When he started, Albanese and his colleagues could offer a two-day forecast and a more-general five-day outlook. In the 1990s, they started offering five-day forecasts. Today, they offer a seven-day forecast for some locations.
"Today's five-day forecast," he says, "is as good as our two-day forecast in 1988."
Albanese's colleague Thoman points out that Alaska has something like 150 or 200 observation points showing temperature and wind speed from locations scattered around the state. "That," he says, "is quite a change in the last 25 years." Satellites have also improved during the last decade.
"On the other hand," Thoman says, "our weather radar set is from the mid-1990s."

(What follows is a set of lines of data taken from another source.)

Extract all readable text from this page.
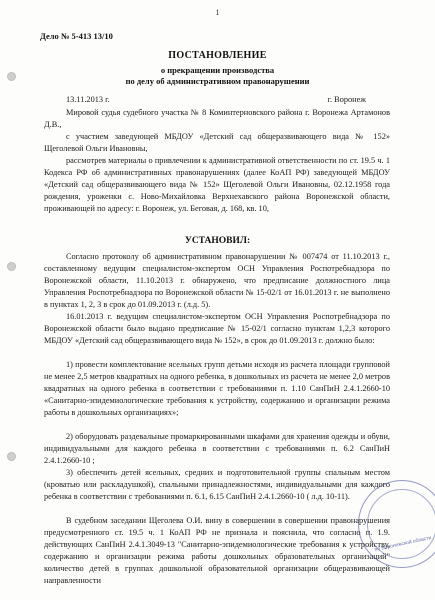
1
Дело № 5-413 13/10
ПОСТАНОВЛЕНИЕ
о прекращении производства
по делу об административном правонарушении
13.11.2013 г.	г. Воронеж
Мировой судья судебного участка № 8 Коминтерновского района г. Воронежа Артамонов Д.В.,
с участием заведующей МБДОУ «Детский сад общеразвивающего вида № 152» Щеголевой Ольги Ивановны,
рассмотрев материалы о привлечении к административной ответственности по ст. 19.5 ч. 1 Кодекса РФ об административных правонарушениях (далее КоАП РФ) заведующей МБДОУ «Детский сад общеразвивающего вида № 152» Щеголевой Ольги Ивановны, 02.12.1958 года рождения, уроженки с. Ново-Михайловка Верхнехавского района Воронежской области, проживающей по адресу: г. Воронеж, ул. Беговая, д. 168, кв. 10,
УСТАНОВИЛ:
Согласно протоколу об административном правонарушении № 007474 от 11.10.2013 г., составленному ведущим специалистом-экспертом ОСН Управления Роспотребнадзора по Воронежской области, 11.10.2013 г. обнаружено, что предписание должностного лица Управления Роспотребнадзора по Воронежской области № 15-02/1 от 16.01.2013 г. не выполнено в пунктах 1, 2, 3 в срок до 01.09.2013 г. (л.д. 5).
16.01.2013 г. ведущим специалистом-экспертом ОСН Управления Роспотребнадзора по Воронежской области было выдано предписание № 15-02/1 согласно пунктам 1,2,3 которого МБДОУ «Детский сад общеразвивающего вида № 152», в срок до 01.09.2013 г. должно было:
1) провести комплектование ясельных групп детьми исходя из расчета площади групповой не менее 2,5 метров квадратных на одного ребенка, в дошкольных из расчета не менее 2,0 метров квадратных на одного ребенка в соответствии с требованиями п. 1.10 СанПиН 2.4.1.2660-10 «Санитарно-эпидемиологические требования к устройству, содержанию и организации режима работы в дошкольных организациях»;
2) оборудовать раздевальные промаркированными шкафами для хранения одежды и обуви, индивидуальными для каждого ребенка в соответствии с требованиями п. 6.2 СанПиН 2.4.1.2660-10 ;
3) обеспечить детей ясельных, средних и подготовительной группы спальным местом (кроватью или раскладушкой), спальными принадлежностями, индивидуальными для каждого ребенка в соответствии с требованиями п. 6.1, 6.15 СанПиН 2.4.1.2660-10 ( л.д. 10-11).
В судебном заседании Щеголева О.И. вину в совершении в совершении правонарушения предусмотренного ст. 19.5 ч. 1 КоАП РФ не признала и пояснила, что согласно п. 1.9. действующих СанПиН 2.4.1.3049-13 "Санитарно-эпидемиологические требования к устройству, содержанию и организации режима работы дошкольных образовательных организаций" количество детей в группах дошкольной образовательной организации общеразвивающей направленности
по Воронежской области
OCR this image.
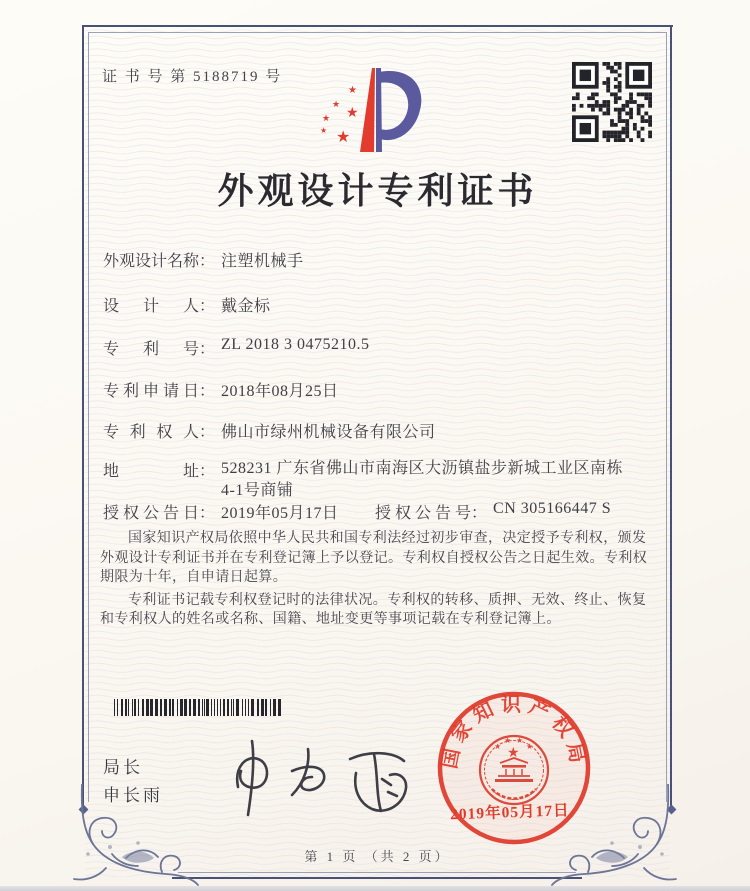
证 书 号 第 5188719 号
★
★ ★
★
★ ★
外观设计专利证书
外观设计名称： 注塑机械手
设计人： 戴金标
专利号： ZL 2018 3 0475210.5
专利申请日： 2018年08月25日
专利权人： 佛山市绿州机械设备有限公司
地址： 528231 广东省佛山市南海区大沥镇盐步新城工业区南栋4-1号商铺
授权公告日： 2019年05月17日 授权公告号： CN 305166447 S

国家知识产权局依照中华人民共和国专利法经过初步审查，决定授予专利权，颁发外观设计专利证书并在专利登记簿上予以登记。专利权自授权公告之日起生效。专利权期限为十年，自申请日起算。

专利证书记载专利权登记时的法律状况。专利权的转移、质押、无效、终止、恢复和专利权人的姓名或名称、国籍、地址变更等事项记载在专利登记簿上。

局长
申长雨
国家知识产权局
★
★
★ ★
★
2019年05月17日
第 1 页 （共 2 页）
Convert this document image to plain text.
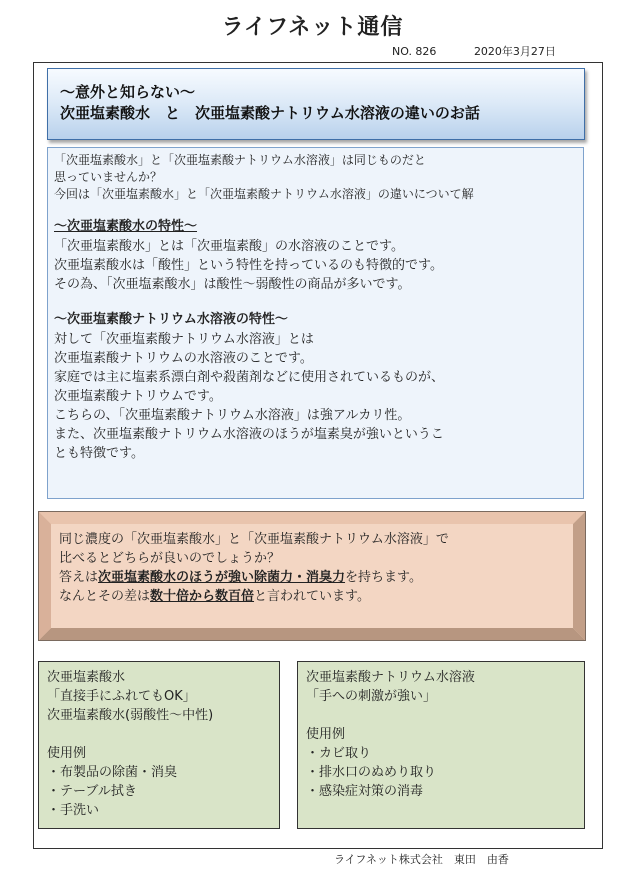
ライフネット通信
NO. 826	2020年3月27日
～意外と知らない～
次亜塩素酸水　と　次亜塩素酸ナトリウム水溶液の違いのお話

「次亜塩素酸水」と「次亜塩素酸ナトリウム水溶液」は同じものだと

思っていませんか？

今回は「次亜塩素酸水」と「次亜塩素酸ナトリウム水溶液」の違いについて解

～次亜塩素酸水の特性～
「次亜塩素酸水」とは「次亜塩素酸」の水溶液のことです。
次亜塩素酸水は「酸性」という特性を持っているのも特徴的です。
その為、「次亜塩素酸水」は酸性～弱酸性の商品が多いです。
～次亜塩素酸ナトリウム水溶液の特性～
対して「次亜塩素酸ナトリウム水溶液」とは
次亜塩素酸ナトリウムの水溶液のことです。
家庭では主に塩素系漂白剤や殺菌剤などに使用されているものが、
次亜塩素酸ナトリウムです。
こちらの、「次亜塩素酸ナトリウム水溶液」は強アルカリ性。
また、次亜塩素酸ナトリウム水溶液のほうが塩素臭が強いというこ
とも特徴です。
同じ濃度の「次亜塩素酸水」と「次亜塩素酸ナトリウム水溶液」で
比べるとどちらが良いのでしょうか？
答えは次亜塩素酸水のほうが強い除菌力・消臭力を持ちます。
なんとその差は数十倍から数百倍と言われています。
次亜塩素酸水
「直接手にふれてもOK」
次亜塩素酸水(弱酸性～中性)
使用例
・布製品の除菌・消臭
・テーブル拭き
・手洗い
次亜塩素酸ナトリウム水溶液
「手への刺激が強い」
使用例
・カビ取り
・排水口のぬめり取り
・感染症対策の消毒
ライフネット株式会社　東田　由香
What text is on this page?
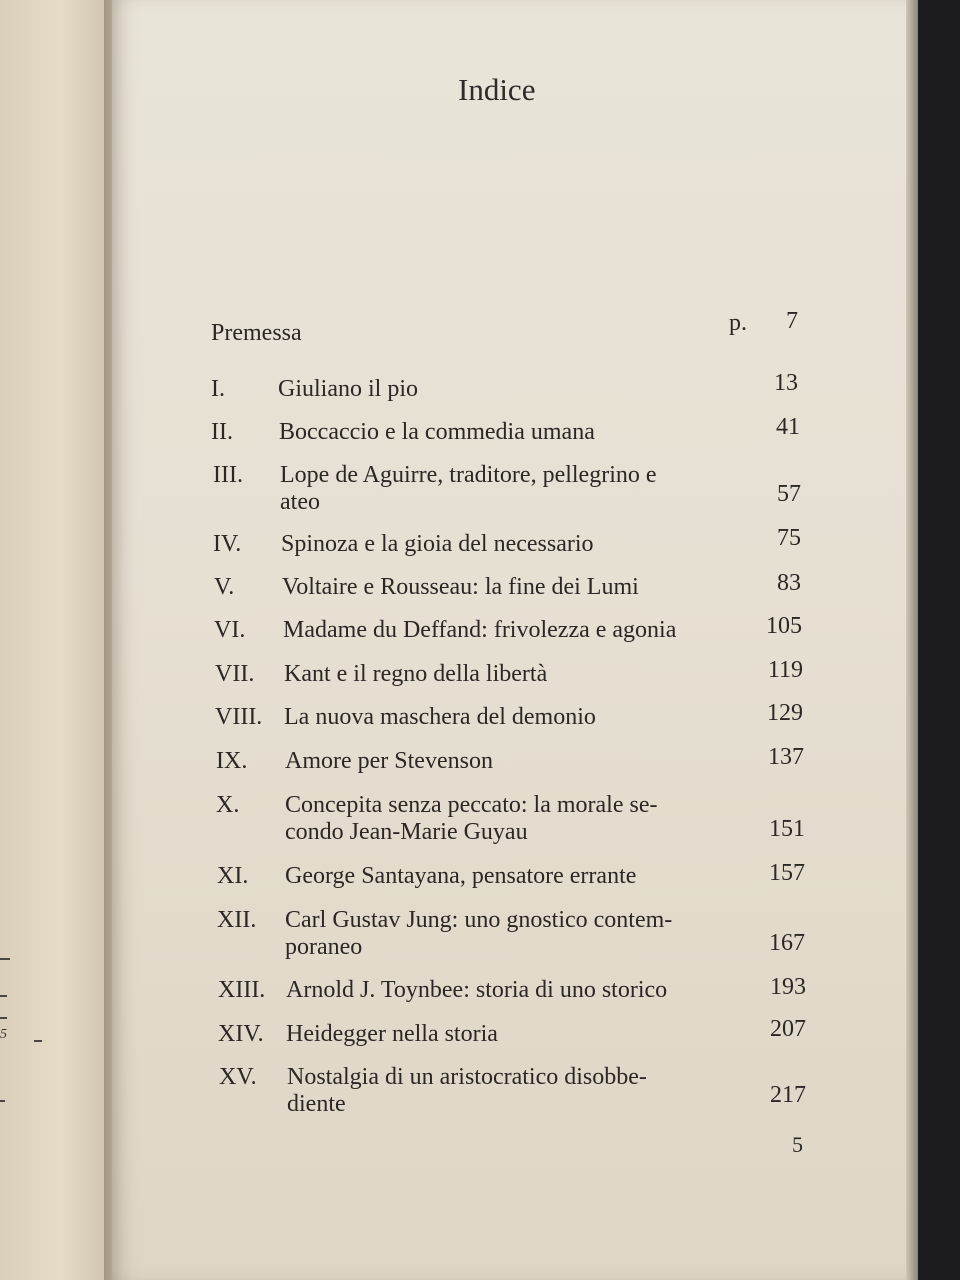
5
Indice
Premessa	p.	7
I. Giuliano il pio	13
II. Boccaccio e la commedia umana	41
III. Lope de Aguirre, traditore, pellegrino e
ateo	57
IV. Spinoza e la gioia del necessario	75
V. Voltaire e Rousseau: la fine dei Lumi	83
VI. Madame du Deffand: frivolezza e agonia	105
VII. Kant e il regno della libertà	119
VIII. La nuova maschera del demonio	129
IX. Amore per Stevenson	137
X. Concepita senza peccato: la morale se-
condo Jean-Marie Guyau	151
XI. George Santayana, pensatore errante	157
XII. Carl Gustav Jung: uno gnostico contem-
poraneo	167
XIII. Arnold J. Toynbee: storia di uno storico	193
XIV. Heidegger nella storia	207
XV. Nostalgia di un aristocratico disobbe-
diente	217
5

He also points to gaps in information coming from high terrain. For example, there are no real-time observations coming in from the eastern Brooks Range north of Arctic Village. And while there is a tremendous amount of information coming in from airplanes, most of it comes from the Anchorage area.
What does the future hold? I ask both Albanese and Thoman for, well, a forecast.
One answer: Weather models have been built around a fairly stable climate regime, and climate change may throw some surprises our way. We know the climate is warming, and we have some ideas about what that will mean for rain and snow in different areas, but what does it mean for wind?
This, it turns out, is "an area of active research" — meaning, in plain language, that nobody has a very good idea of how warming will affect wind.
But there is another forecast about forecasting. The National Weather Service, despite the challenges of climate change, will push for longer-term forecasts. To succeed, they have to overcome the problems of chaos theory, a theory that applies well to the mathematics of the atmosphere.
According to that theory, small inaccuracies may not be important in the short term, but these same small inaccuracies will lead to ever-growing and unpredictable inaccuracies in the long term. A little mistake here, a missed data point there, and the future clouds over. But despite chaos theory, the kinds of improvements that both Albanese and Thoman have seen in their careers will continue to extend the range of useful forecasts, stretching them out weeks in advance of the actual weather.
And as to those old-fashioned National Weather Service balloons? The forecast is clear. Each afternoon and each morning, day after day, every day of the year, 13 of them will rise up above Alaska, expanding as they ascend, experiencing Alaska's weather in ways that no human will ever know firsthand. But despite the ongoing use of 19th-century technology, there is nothing old fashioned about weather forecasting.
Correction: An earlier version of this story miscalculated the yearly cost of sending aloft weather data instrument kits. The cost is $3,650,000 a year.
Bill Streever, a biologist and affiliate faculty member at the University of Alaska Fairbanks, is the author of the best-selling book "Cold" as well as "Heat" and the just-released "And Soon I Heard a Roaring Wind." As a scientist, he has worked on issues ranging from the environmental effects of underwater sound to the evolution of cave crayfish to the restoration of tundra wetlands to climate change.